Entraba en clase con paso firme, casi militar. Así era Don Nicolás.

De él recuerdo sus cejas pobladas, su ceño fruncido y esos exámenes sorpresa… que siempre ponía los viernes.

Don Nicolás causaba algo más que respeto, se plantaba delante de la pizarra y daba la sensación de trazar un mapa donde cada uno de nosotros éramos el objetivo, así permanecía hasta que algo llamaba su atención. Podía ser un susurro, un libro al caer, unas risas, un cuchicheo…

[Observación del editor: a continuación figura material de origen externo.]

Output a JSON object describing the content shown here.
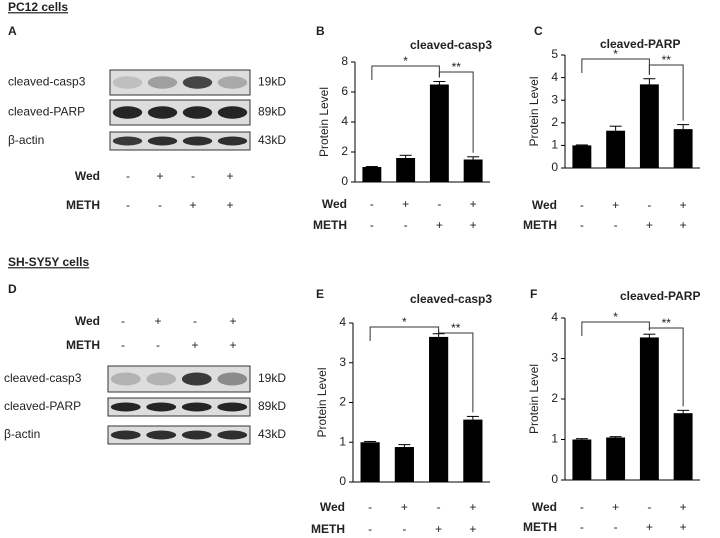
{
  "section_labels": [
    "PC12 cells",
    "SH-SY5Y  cells"
  ],
  "blots": [
    {
      "panel": "A",
      "bands": [
        {
          "name": "cleaved-casp3",
          "size": "19kD"
        },
        {
          "name": "cleaved-PARP",
          "size": "89kD"
        },
        {
          "name": "β-actin",
          "size": "43kD"
        }
      ],
      "conditions": [
        {
          "name": "Wed",
          "signs": [
            "-",
            "+",
            "-",
            "+"
          ]
        },
        {
          "name": "METH",
          "signs": [
            "-",
            "-",
            "+",
            "+"
          ]
        }
      ]
    },
    {
      "panel": "D",
      "bands": [
        {
          "name": "cleaved-casp3",
          "size": "19kD"
        },
        {
          "name": "cleaved-PARP",
          "size": "89kD"
        },
        {
          "name": "β-actin",
          "size": "43kD"
        }
      ],
      "conditions": [
        {
          "name": "Wed",
          "signs": [
            "-",
            "+",
            "-",
            "+"
          ]
        },
        {
          "name": "METH",
          "signs": [
            "-",
            "-",
            "+",
            "+"
          ]
        }
      ]
    }
  ],
  "chart_data": [
    {
      "type": "bar",
      "panel": "B",
      "title": "cleaved-casp3",
      "y_label": "Protein Level",
      "values": [
        1,
        1.6,
        6.5,
        1.5
      ],
      "errors": [
        0.03,
        0.18,
        0.2,
        0.18
      ],
      "color": "#000000",
      "ylim": [
        0,
        8
      ],
      "yticks": [
        0,
        2,
        4,
        6,
        8
      ],
      "significance": [
        "*",
        "**"
      ],
      "conditions": [
        {
          "name": "Wed",
          "signs": [
            "-",
            "+",
            "-",
            "+"
          ]
        },
        {
          "name": "METH",
          "signs": [
            "-",
            "-",
            "+",
            "+"
          ]
        }
      ]
    },
    {
      "type": "bar",
      "panel": "C",
      "title": "cleaved-PARP",
      "y_label": "Protein Level",
      "values": [
        1,
        1.65,
        3.7,
        1.72
      ],
      "errors": [
        0.02,
        0.2,
        0.25,
        0.2
      ],
      "color": "#000000",
      "ylim": [
        0,
        5
      ],
      "yticks": [
        0,
        1,
        2,
        3,
        4,
        5
      ],
      "significance": [
        "*",
        "**"
      ],
      "conditions": [
        {
          "name": "Wed",
          "signs": [
            "-",
            "+",
            "-",
            "+"
          ]
        },
        {
          "name": "METH",
          "signs": [
            "-",
            "-",
            "+",
            "+"
          ]
        }
      ]
    },
    {
      "type": "bar",
      "panel": "E",
      "title": "cleaved-casp3",
      "y_label": "Protein Level",
      "values": [
        1,
        0.88,
        3.65,
        1.57
      ],
      "errors": [
        0.02,
        0.06,
        0.08,
        0.08
      ],
      "color": "#000000",
      "ylim": [
        0,
        4
      ],
      "yticks": [
        0,
        1,
        2,
        3,
        4
      ],
      "significance": [
        "*",
        "**"
      ],
      "conditions": [
        {
          "name": "Wed",
          "signs": [
            "-",
            "+",
            "-",
            "+"
          ]
        },
        {
          "name": "METH",
          "signs": [
            "-",
            "-",
            "+",
            "+"
          ]
        }
      ]
    },
    {
      "type": "bar",
      "panel": "F",
      "title": "cleaved-PARP",
      "y_label": "Protein Level",
      "values": [
        1,
        1.05,
        3.52,
        1.65
      ],
      "errors": [
        0.02,
        0.02,
        0.08,
        0.07
      ],
      "color": "#000000",
      "ylim": [
        0,
        4
      ],
      "yticks": [
        0,
        1,
        2,
        3,
        4
      ],
      "significance": [
        "*",
        "**"
      ],
      "conditions": [
        {
          "name": "Wed",
          "signs": [
            "-",
            "+",
            "-",
            "+"
          ]
        },
        {
          "name": "METH",
          "signs": [
            "-",
            "-",
            "+",
            "+"
          ]
        }
      ]
    }
  ]
}
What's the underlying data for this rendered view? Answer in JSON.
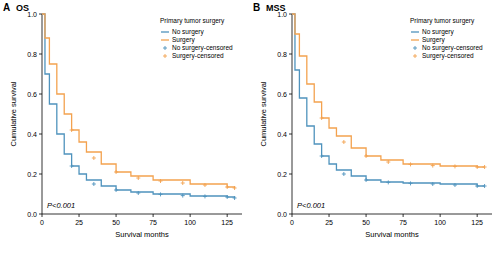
{
  "chart_data": [
    {
      "type": "line",
      "panel_label": "A",
      "title": "OS",
      "x_label": "Survival months",
      "y_label": "Cumulative survival",
      "annotations": [
        "P<0.001"
      ],
      "legend_title": "Primary tumor surgery",
      "legend": "upper right",
      "xlim": [
        0,
        135
      ],
      "xticks": [
        0,
        25,
        50,
        75,
        100,
        125
      ],
      "ylim": [
        0,
        1
      ],
      "yticks": [
        {
          "value": 0,
          "label": "0.0"
        },
        0.2,
        0.4,
        0.6,
        0.8,
        {
          "value": 1,
          "label": "1.0"
        }
      ],
      "series": [
        {
          "name": "No surgery",
          "type": "line",
          "line_style": "step",
          "color": "#4f93bd",
          "x": [
            0,
            2,
            5,
            10,
            15,
            20,
            25,
            30,
            40,
            50,
            60,
            75,
            100,
            125,
            130
          ],
          "values": [
            1.0,
            0.7,
            0.55,
            0.4,
            0.3,
            0.24,
            0.2,
            0.17,
            0.14,
            0.12,
            0.11,
            0.1,
            0.09,
            0.085,
            0.08
          ]
        },
        {
          "name": "Surgery",
          "type": "line",
          "line_style": "step",
          "color": "#f3a24f",
          "x": [
            0,
            2,
            5,
            10,
            15,
            20,
            25,
            30,
            40,
            50,
            60,
            75,
            100,
            125,
            130
          ],
          "values": [
            1.0,
            0.88,
            0.75,
            0.6,
            0.5,
            0.42,
            0.36,
            0.31,
            0.25,
            0.21,
            0.19,
            0.17,
            0.15,
            0.135,
            0.13
          ]
        },
        {
          "name": "No surgery-censored",
          "type": "scatter",
          "marker": "plus",
          "color": "#4f93bd",
          "x": [
            20,
            35,
            50,
            65,
            80,
            95,
            110,
            125,
            130
          ],
          "values": [
            0.24,
            0.15,
            0.12,
            0.105,
            0.098,
            0.092,
            0.088,
            0.085,
            0.08
          ]
        },
        {
          "name": "Surgery-censored",
          "type": "scatter",
          "marker": "plus",
          "color": "#f3a24f",
          "x": [
            20,
            35,
            50,
            65,
            80,
            95,
            110,
            125,
            130
          ],
          "values": [
            0.42,
            0.28,
            0.21,
            0.18,
            0.165,
            0.155,
            0.145,
            0.135,
            0.13
          ]
        }
      ]
    },
    {
      "type": "line",
      "panel_label": "B",
      "title": "MSS",
      "x_label": "Survival months",
      "y_label": "Cumulative survival",
      "annotations": [
        "P<0.001"
      ],
      "legend_title": "Primary tumor surgery",
      "legend": "upper right",
      "xlim": [
        0,
        135
      ],
      "xticks": [
        0,
        25,
        50,
        75,
        100,
        125
      ],
      "ylim": [
        0,
        1
      ],
      "yticks": [
        {
          "value": 0,
          "label": "0.0"
        },
        0.2,
        0.4,
        0.6,
        0.8,
        {
          "value": 1,
          "label": "1.0"
        }
      ],
      "series": [
        {
          "name": "No surgery",
          "type": "line",
          "line_style": "step",
          "color": "#4f93bd",
          "x": [
            0,
            2,
            5,
            10,
            15,
            20,
            25,
            30,
            40,
            50,
            60,
            75,
            100,
            125,
            130
          ],
          "values": [
            1.0,
            0.72,
            0.58,
            0.44,
            0.35,
            0.29,
            0.25,
            0.22,
            0.19,
            0.17,
            0.16,
            0.155,
            0.15,
            0.14,
            0.14
          ]
        },
        {
          "name": "Surgery",
          "type": "line",
          "line_style": "step",
          "color": "#f3a24f",
          "x": [
            0,
            2,
            5,
            10,
            15,
            20,
            25,
            30,
            40,
            50,
            60,
            75,
            100,
            125,
            130
          ],
          "values": [
            1.0,
            0.9,
            0.79,
            0.65,
            0.56,
            0.48,
            0.43,
            0.39,
            0.33,
            0.29,
            0.27,
            0.25,
            0.24,
            0.235,
            0.235
          ]
        },
        {
          "name": "No surgery-censored",
          "type": "scatter",
          "marker": "plus",
          "color": "#4f93bd",
          "x": [
            20,
            35,
            50,
            65,
            80,
            95,
            110,
            125,
            130
          ],
          "values": [
            0.29,
            0.2,
            0.17,
            0.158,
            0.153,
            0.15,
            0.145,
            0.14,
            0.14
          ]
        },
        {
          "name": "Surgery-censored",
          "type": "scatter",
          "marker": "plus",
          "color": "#f3a24f",
          "x": [
            20,
            35,
            50,
            65,
            80,
            95,
            110,
            125,
            130
          ],
          "values": [
            0.48,
            0.36,
            0.29,
            0.26,
            0.248,
            0.242,
            0.238,
            0.235,
            0.235
          ]
        }
      ]
    }
  ]
}
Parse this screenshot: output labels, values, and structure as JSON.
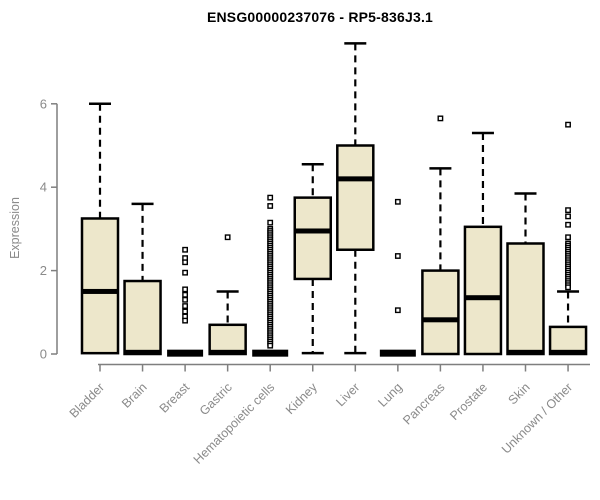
{
  "chart_data": {
    "type": "boxplot",
    "title": "ENSG00000237076 - RP5-836J3.1",
    "ylabel": "Expression",
    "xlabel": "",
    "y_ticks": [
      0,
      2,
      4,
      6
    ],
    "ylim": [
      0,
      7.6
    ],
    "grid": false,
    "legend": null,
    "categories": [
      "Bladder",
      "Brain",
      "Breast",
      "Gastric",
      "Hematopoietic cells",
      "Kidney",
      "Liver",
      "Lung",
      "Pancreas",
      "Prostate",
      "Skin",
      "Unknown / Other"
    ],
    "series": [
      {
        "name": "Bladder",
        "q1": 0.02,
        "median": 1.5,
        "q3": 3.25,
        "whisker_low": 0.02,
        "whisker_high": 6.0,
        "outliers": []
      },
      {
        "name": "Brain",
        "q1": 0.0,
        "median": 0.04,
        "q3": 1.75,
        "whisker_low": 0.0,
        "whisker_high": 3.6,
        "outliers": []
      },
      {
        "name": "Breast",
        "q1": 0.0,
        "median": 0.02,
        "q3": 0.02,
        "whisker_low": 0.0,
        "whisker_high": 0.02,
        "outliers": [
          2.5,
          2.3,
          2.2,
          1.95,
          1.55,
          1.42,
          1.3,
          1.15,
          1.02,
          0.9,
          0.8
        ]
      },
      {
        "name": "Gastric",
        "q1": 0.0,
        "median": 0.04,
        "q3": 0.7,
        "whisker_low": 0.0,
        "whisker_high": 1.5,
        "outliers": [
          2.8
        ]
      },
      {
        "name": "Hematopoietic cells",
        "q1": 0.0,
        "median": 0.02,
        "q3": 0.02,
        "whisker_low": 0.0,
        "whisker_high": 0.02,
        "outliers": [
          3.75,
          3.55,
          3.15,
          3.0,
          2.95,
          2.9,
          2.85,
          2.8,
          2.75,
          2.7,
          2.65,
          2.6,
          2.55,
          2.5,
          2.45,
          2.4,
          2.35,
          2.3,
          2.25,
          2.2,
          2.15,
          2.1,
          2.05,
          2.0,
          1.95,
          1.9,
          1.85,
          1.8,
          1.75,
          1.7,
          1.65,
          1.6,
          1.55,
          1.5,
          1.45,
          1.4,
          1.35,
          1.3,
          1.25,
          1.2,
          1.15,
          1.1,
          1.05,
          1.0,
          0.95,
          0.9,
          0.85,
          0.8,
          0.75,
          0.7,
          0.65,
          0.6,
          0.55,
          0.5,
          0.45,
          0.4,
          0.35,
          0.3,
          0.25,
          0.2
        ]
      },
      {
        "name": "Kidney",
        "q1": 1.8,
        "median": 2.95,
        "q3": 3.75,
        "whisker_low": 0.02,
        "whisker_high": 4.55,
        "outliers": []
      },
      {
        "name": "Liver",
        "q1": 2.5,
        "median": 4.2,
        "q3": 5.0,
        "whisker_low": 0.02,
        "whisker_high": 7.45,
        "outliers": []
      },
      {
        "name": "Lung",
        "q1": 0.0,
        "median": 0.02,
        "q3": 0.02,
        "whisker_low": 0.0,
        "whisker_high": 0.02,
        "outliers": [
          3.65,
          2.35,
          1.05
        ]
      },
      {
        "name": "Pancreas",
        "q1": 0.0,
        "median": 0.82,
        "q3": 2.0,
        "whisker_low": 0.0,
        "whisker_high": 4.45,
        "outliers": [
          5.65
        ]
      },
      {
        "name": "Prostate",
        "q1": 0.0,
        "median": 1.35,
        "q3": 3.05,
        "whisker_low": 0.0,
        "whisker_high": 5.3,
        "outliers": []
      },
      {
        "name": "Skin",
        "q1": 0.0,
        "median": 0.04,
        "q3": 2.65,
        "whisker_low": 0.0,
        "whisker_high": 3.85,
        "outliers": []
      },
      {
        "name": "Unknown / Other",
        "q1": 0.0,
        "median": 0.04,
        "q3": 0.65,
        "whisker_low": 0.0,
        "whisker_high": 1.5,
        "outliers": [
          5.5,
          3.45,
          3.3,
          3.1,
          2.8,
          2.65,
          2.6,
          2.55,
          2.5,
          2.45,
          2.4,
          2.35,
          2.3,
          2.25,
          2.2,
          2.15,
          2.1,
          2.05,
          2.0,
          1.95,
          1.9,
          1.85,
          1.8,
          1.75,
          1.7,
          1.65,
          1.6
        ]
      }
    ],
    "colors": {
      "box_fill": "#EDE7CB",
      "box_border": "#000000",
      "median": "#000000",
      "whisker": "#000000",
      "axis": "#7F7F7F",
      "tick_label": "#8A8A8A",
      "title": "#000000",
      "background": "#FFFFFF"
    }
  }
}
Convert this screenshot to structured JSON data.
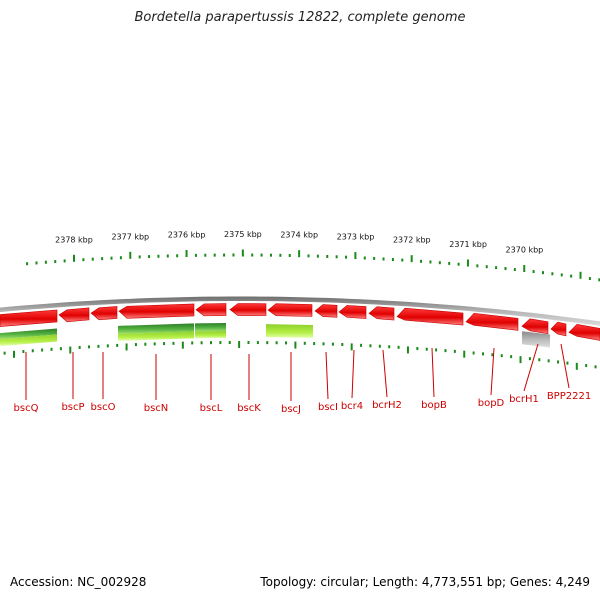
{
  "title": "Bordetella parapertussis 12822, complete genome",
  "accession_text": "Accession: NC_002928",
  "topology_text": "Topology: circular; Length: 4,773,551 bp; Genes: 4,249",
  "colors": {
    "gene": "#e00000",
    "gene_label": "#cc0000",
    "backbone": "#8c8c8c",
    "tick": "#1a8a1a",
    "track_dark_green": "#3c9a32",
    "track_light_green": "#a3e33c",
    "track_grey": "#a8a8a8"
  },
  "scale_labels": [
    {
      "text": "2378 kbp",
      "kbp": 2378
    },
    {
      "text": "2377 kbp",
      "kbp": 2377
    },
    {
      "text": "2376 kbp",
      "kbp": 2376
    },
    {
      "text": "2375 kbp",
      "kbp": 2375
    },
    {
      "text": "2374 kbp",
      "kbp": 2374
    },
    {
      "text": "2373 kbp",
      "kbp": 2373
    },
    {
      "text": "2372 kbp",
      "kbp": 2372
    },
    {
      "text": "2371 kbp",
      "kbp": 2371
    },
    {
      "text": "2370 kbp",
      "kbp": 2370
    }
  ],
  "genes": [
    {
      "name": "bscQ"
    },
    {
      "name": "bscP"
    },
    {
      "name": "bscO"
    },
    {
      "name": "bscN"
    },
    {
      "name": "bscL"
    },
    {
      "name": "bscK"
    },
    {
      "name": "bscJ"
    },
    {
      "name": "bscI"
    },
    {
      "name": "bcr4"
    },
    {
      "name": "bcrH2"
    },
    {
      "name": "bopB"
    },
    {
      "name": "bopD"
    },
    {
      "name": "bcrH1"
    },
    {
      "name": "BPP2221"
    }
  ]
}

Enseguida advertíamos que estaba intentando averiguar quién era el osado que había tenido la desfachatez de interrumpir su clase; sus movimientos se iban ralentizando, movía ligeramente la cabeza hacia un lado y hacia el otro, entonces muy lentamente bajaba su brazo derecho, agarraba el borrador de madera y fieltro, se giraba a la velocidad del rayo y lo lanzaba al más puro estilo de un lanzador de peso.

En este punto, todos estábamos escondidos debajo de los pupitres, también nosotros éramos perros viejos.

Por aquel entonces, llegamos a pensar que Don Nicolás era un ninja disfrazado de profesor de primaria, pero en definitiva no era un mal tipo.